In Real Life by Cory Doctorow and art by Jen Wang, 187 pages
A 2015 Top Ten Great Graphic Novels for Teens Book
Anda, a gamer, is invited along with her classmates to join Coarsegold Online, a massively multiplayer online game as a way to get more girls into gaming as girls online. Into the idea, she joins immediately, and is soon going on missions and killing undead. She crosses paths with Lucy, aka Sarge, who asks her to join her on a mission to kill some gold farmers. Gold farmers are basically low-level players who all converge on one location in a game and continually raid it for in-game resources (weapons, gold, supplies, etc.) and sell them online for real-life money. Sarge has been contracted by others who are angry at the gold farmers and are willing to pay players to destroy them. Soon Anda is regularly destroying gold farmers and earning money of her own. But when she encounters a gold farmer that not only hits back, but leads her to a rare creature and then destroys it, Anda begins talking to him.
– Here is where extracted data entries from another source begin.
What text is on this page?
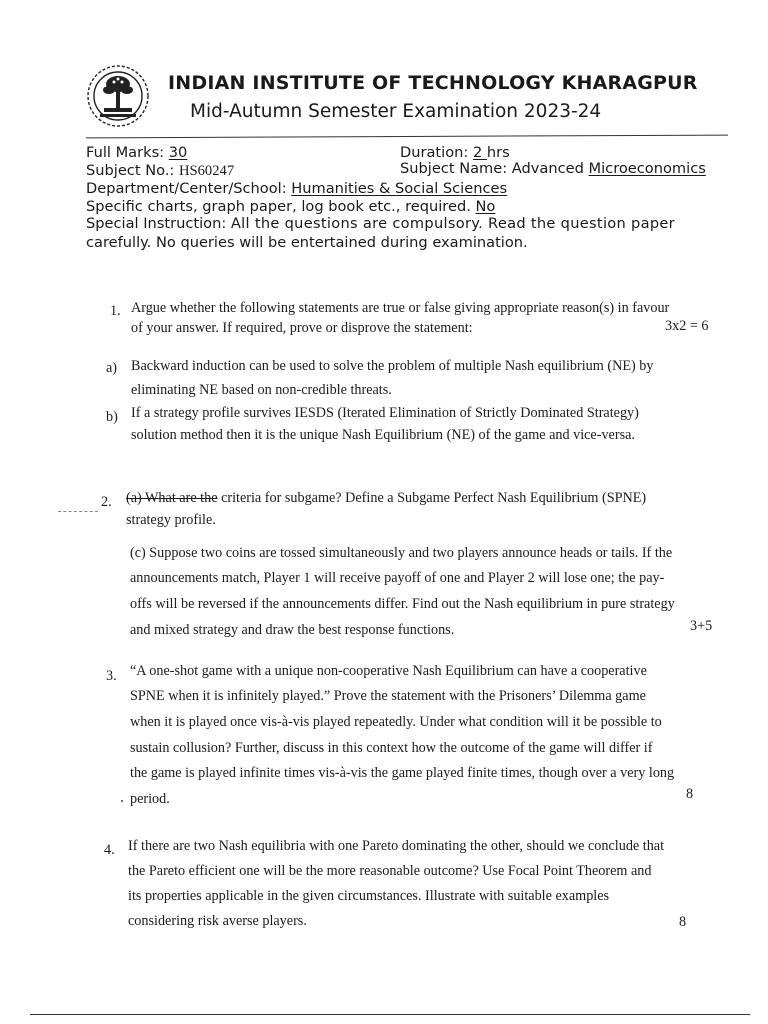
INDIAN INSTITUTE OF TECHNOLOGY KHARAGPUR
Mid-Autumn Semester Examination 2023-24
Full Marks: 30	Duration: 2 hrs
Subject No.: HS60247	Subject Name: Advanced Microeconomics
Department/Center/School: Humanities & Social Sciences
Specific charts, graph paper, log book etc., required. No
Special Instruction: All the questions are compulsory. Read the question paper
carefully. No queries will be entertained during examination.
1. Argue whether the following statements are true or false giving appropriate reason(s) in favour
of your answer. If required, prove or disprove the statement:	3x2 = 6
a) Backward induction can be used to solve the problem of multiple Nash equilibrium (NE) by
eliminating NE based on non-credible threats.
b) If a strategy profile survives IESDS (Iterated Elimination of Strictly Dominated Strategy)
solution method then it is the unique Nash Equilibrium (NE) of the game and vice-versa.
2. (a) What are the criteria for subgame? Define a Subgame Perfect Nash Equilibrium (SPNE)
strategy profile.
(c) Suppose two coins are tossed simultaneously and two players announce heads or tails. If the
announcements match, Player 1 will receive payoff of one and Player 2 will lose one; the pay-
offs will be reversed if the announcements differ. Find out the Nash equilibrium in pure strategy
and mixed strategy and draw the best response functions.	3+5
3. “A one-shot game with a unique non-cooperative Nash Equilibrium can have a cooperative
SPNE when it is infinitely played.” Prove the statement with the Prisoners’ Dilemma game
when it is played once vis-à-vis played repeatedly. Under what condition will it be possible to
sustain collusion? Further, discuss in this context how the outcome of the game will differ if
the game is played infinite times vis-à-vis the game played finite times, though over a very long
period.	8
4. If there are two Nash equilibria with one Pareto dominating the other, should we conclude that
the Pareto efficient one will be the more reasonable outcome? Use Focal Point Theorem and
its properties applicable in the given circumstances. Illustrate with suitable examples
considering risk averse players.	8
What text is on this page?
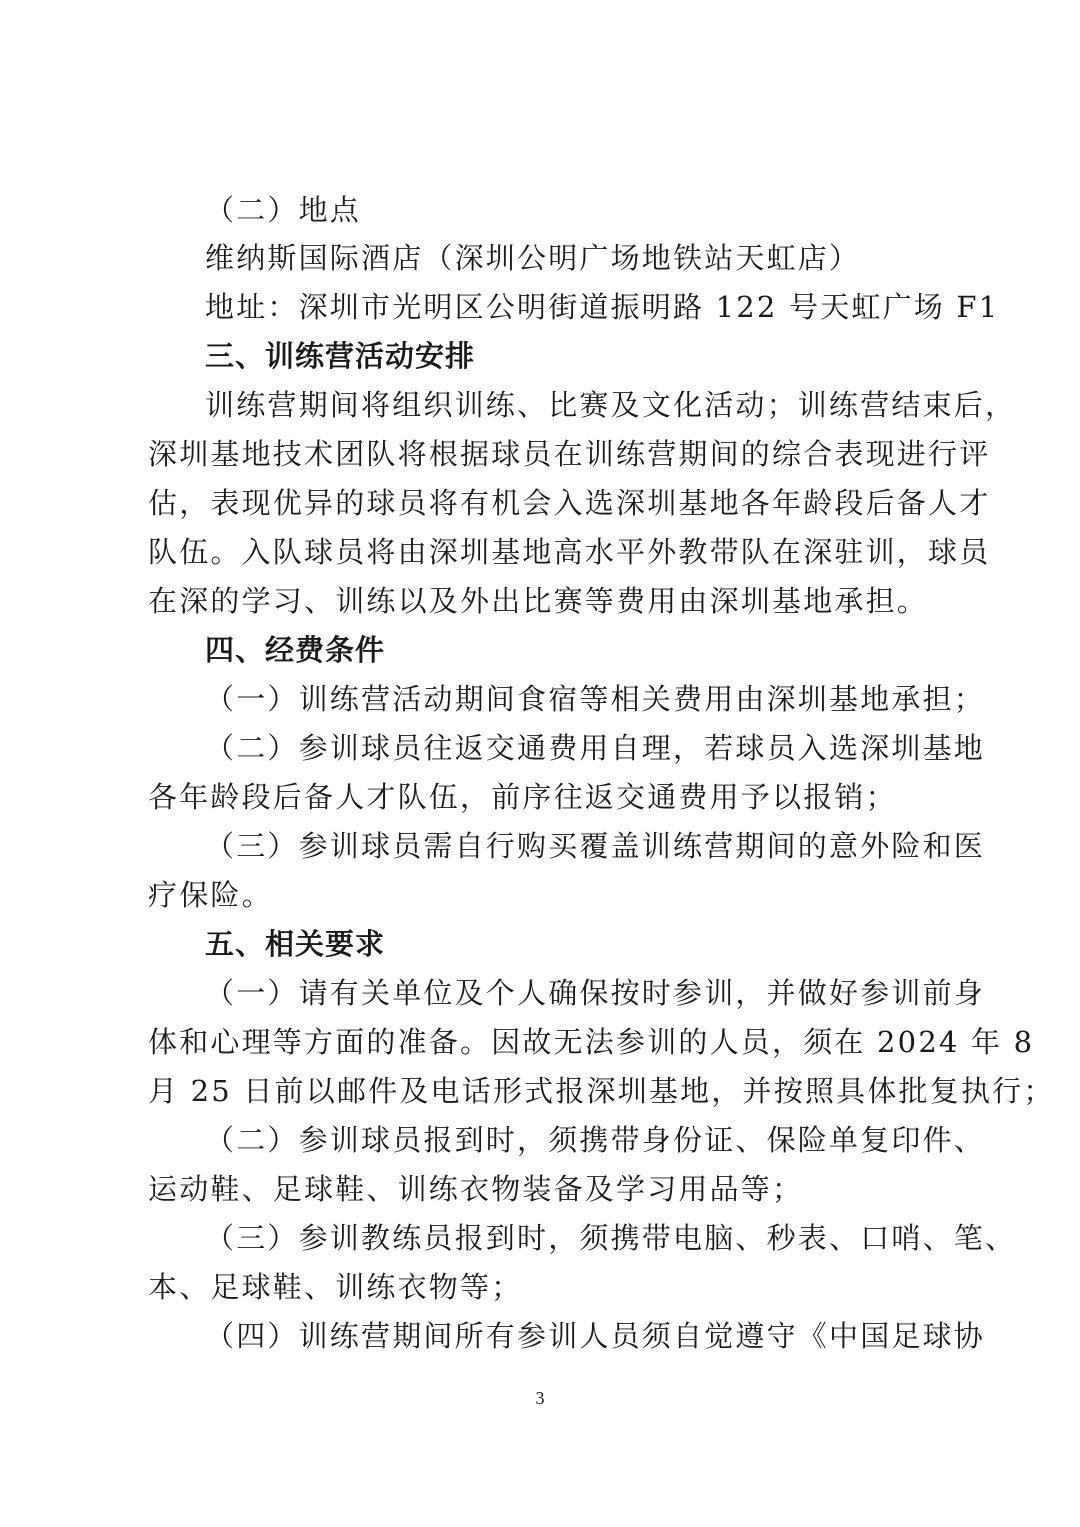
（二）地点
维纳斯国际酒店（深圳公明广场地铁站天虹店）
地址：深圳市光明区公明街道振明路 122 号天虹广场 F1
三、训练营活动安排
训练营期间将组织训练、比赛及文化活动；训练营结束后，
深圳基地技术团队将根据球员在训练营期间的综合表现进行评
估，表现优异的球员将有机会入选深圳基地各年龄段后备人才
队伍。入队球员将由深圳基地高水平外教带队在深驻训，球员
在深的学习、训练以及外出比赛等费用由深圳基地承担。
四、经费条件
（一）训练营活动期间食宿等相关费用由深圳基地承担；
（二）参训球员往返交通费用自理，若球员入选深圳基地
各年龄段后备人才队伍，前序往返交通费用予以报销；
（三）参训球员需自行购买覆盖训练营期间的意外险和医
疗保险。
五、相关要求
（一）请有关单位及个人确保按时参训，并做好参训前身
体和心理等方面的准备。因故无法参训的人员，须在 2024 年 8
月 25 日前以邮件及电话形式报深圳基地，并按照具体批复执行；
（二）参训球员报到时，须携带身份证、保险单复印件、
运动鞋、足球鞋、训练衣物装备及学习用品等；
（三）参训教练员报到时，须携带电脑、秒表、口哨、笔、
本、足球鞋、训练衣物等；
（四）训练营期间所有参训人员须自觉遵守《中国足球协
3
She learns that gold farming is his job, that he sits in a stuffy room somewhere in China in front of a computer with other gold farmers and plays all day, everyday for very little pay or benefits. When she learns of his work conditions, she's determined to help, but helping him could cost her her friendship with Sarge and her ability to play the game.
With In Real Life, Cory Doctorow is essentially retreading the same waters from his book, For the Win. That doesn't mean that In Real Life is a horrible book, it's just that it's a topic that he has already covered and in far more depth than a 187 page graphic novel - but this is one of those it's-not-the-book, it's-the-reader moments. If I hadn't read For the Win a few years ago, I probably would have enjoyed this one better, reveled a little more in the fascinating yet tragic world of gold farming and online gaming. What I do love is Jen Wang's art. It's simple, but she manages to pack a lot of info and emotion into the characters' faces, even the ones in the game. There's a watercolor feel to her colors that works really well, especially in the fantasy world of the game. I also really like that it's a story about a girl who games, especially in light of the recent stupidity in the gaming community. In Real Life is a good story about gaming and some of its unintended consequences, but if you're a hardcore Cory Doctorow fan, then it will seem awfully familiar.